Return of the Swayze…

Posted By micah on October 3rd, 2009

I was expecting more hits but these things happen–you think your pop culture experience will translate across generational borders, and you discover otherwise. I’m referring to my most recent Throwback Thursdays column (found here).

True, the writing isn’t my best, and Swayze isn’t as entertaining as, say, terrible gangster rap lyrics. But Swayze deserves better. Spread the word.

Remember a few months ago, when I was working on that little film treatment? I’ll refresh: an indie producer hired me to adapt an old bestselling novel. I agreed with two conditions–that I be paid in bundled cash, delivered in an old physician’s bag (creased black leather, brass clasps, faint smell of menthol).

The job wasn’t awful and he paid on time, in full, with an antique physician’s bag thrown in. Nice. I figured that was the end. These projects rarely make it past the conceptual stage.

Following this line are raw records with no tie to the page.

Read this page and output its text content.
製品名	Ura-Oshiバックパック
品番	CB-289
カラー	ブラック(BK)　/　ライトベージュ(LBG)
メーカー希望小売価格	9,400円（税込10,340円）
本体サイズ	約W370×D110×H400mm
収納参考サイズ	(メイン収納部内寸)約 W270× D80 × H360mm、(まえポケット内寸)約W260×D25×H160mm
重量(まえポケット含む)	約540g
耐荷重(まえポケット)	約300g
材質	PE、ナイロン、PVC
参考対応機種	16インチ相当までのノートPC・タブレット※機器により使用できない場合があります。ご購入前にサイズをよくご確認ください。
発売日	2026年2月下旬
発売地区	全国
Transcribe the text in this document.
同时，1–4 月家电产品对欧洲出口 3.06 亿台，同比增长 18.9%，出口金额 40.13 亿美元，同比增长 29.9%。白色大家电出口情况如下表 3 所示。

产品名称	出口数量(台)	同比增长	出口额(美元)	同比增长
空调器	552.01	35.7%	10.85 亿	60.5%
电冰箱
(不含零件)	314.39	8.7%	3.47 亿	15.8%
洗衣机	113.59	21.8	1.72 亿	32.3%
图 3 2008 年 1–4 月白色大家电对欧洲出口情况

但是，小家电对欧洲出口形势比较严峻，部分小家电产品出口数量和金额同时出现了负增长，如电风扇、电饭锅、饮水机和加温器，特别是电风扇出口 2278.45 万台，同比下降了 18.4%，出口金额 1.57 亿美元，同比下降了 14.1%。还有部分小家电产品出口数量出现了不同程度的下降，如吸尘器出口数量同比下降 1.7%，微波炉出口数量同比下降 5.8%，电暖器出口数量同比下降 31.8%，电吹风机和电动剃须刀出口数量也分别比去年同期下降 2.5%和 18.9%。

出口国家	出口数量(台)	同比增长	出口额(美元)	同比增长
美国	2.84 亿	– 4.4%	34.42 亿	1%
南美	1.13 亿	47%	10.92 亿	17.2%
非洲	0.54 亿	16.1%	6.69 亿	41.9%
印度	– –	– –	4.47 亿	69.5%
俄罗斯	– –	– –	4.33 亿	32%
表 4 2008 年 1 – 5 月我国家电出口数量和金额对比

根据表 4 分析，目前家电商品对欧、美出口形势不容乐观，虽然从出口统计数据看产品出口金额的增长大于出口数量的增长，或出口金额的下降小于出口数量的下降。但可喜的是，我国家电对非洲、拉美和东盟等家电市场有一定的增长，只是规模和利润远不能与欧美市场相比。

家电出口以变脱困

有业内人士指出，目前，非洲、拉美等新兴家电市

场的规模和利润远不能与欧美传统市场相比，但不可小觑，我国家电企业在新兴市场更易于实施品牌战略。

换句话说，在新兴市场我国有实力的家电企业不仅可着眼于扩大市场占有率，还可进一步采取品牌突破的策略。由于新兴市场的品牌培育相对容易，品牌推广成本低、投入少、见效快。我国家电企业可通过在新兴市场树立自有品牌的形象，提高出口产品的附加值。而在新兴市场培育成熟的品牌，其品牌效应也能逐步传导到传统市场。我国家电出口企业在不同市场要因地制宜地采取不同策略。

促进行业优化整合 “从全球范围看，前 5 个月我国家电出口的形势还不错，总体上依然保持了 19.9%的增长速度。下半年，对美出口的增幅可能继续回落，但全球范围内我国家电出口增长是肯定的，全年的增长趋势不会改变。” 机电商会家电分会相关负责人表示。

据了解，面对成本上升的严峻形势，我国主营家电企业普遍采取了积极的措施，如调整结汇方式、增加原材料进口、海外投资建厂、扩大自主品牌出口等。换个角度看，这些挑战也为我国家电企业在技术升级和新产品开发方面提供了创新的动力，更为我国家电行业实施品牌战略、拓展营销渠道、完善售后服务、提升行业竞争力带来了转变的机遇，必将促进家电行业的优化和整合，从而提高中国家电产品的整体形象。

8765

But then something unusual happened.

The author of the old bestselling novel–by now an aged lion in the literary world–agreed to throw his weight behind the project. Some A-list producers are supposedly intrigued. Will anything happen? Who knows. But it sure makes for good conversation.

Here’s my favorite email of the past month:

Hey Micah,

How’s school?

Polonius would be proud. Anyway. School is…school-ish. I’m writing less and reading more. I have little time to work on long-standing projects (by now they’ve taken a seat), and time is ticking on that graphic novel deal. As for my workshops, I question the validity of spending over an hour on any of my short stories. I like my writing but let’s be serious. Spend an hour on Maugham. Or Murakami. Not on Nathan. After a while, we’re picking at a corpse.

The good news–and I’ve said this before–is the consistency of criticism. Some workshops have bad readers. Not mine.  I believe every author falls prey to quirks and ticks, and without fresh criticism we are in danger of becoming overly stylized. Why? Because style is easy. Think of it as aesthetic cliche. Stylized writing writes itself, and who the hell wants to read anything that came too easy?

(I’m not saying hard work equals quality writing, nor am I saying that anything easy is necessarily bad. But you get my point. Or you should.)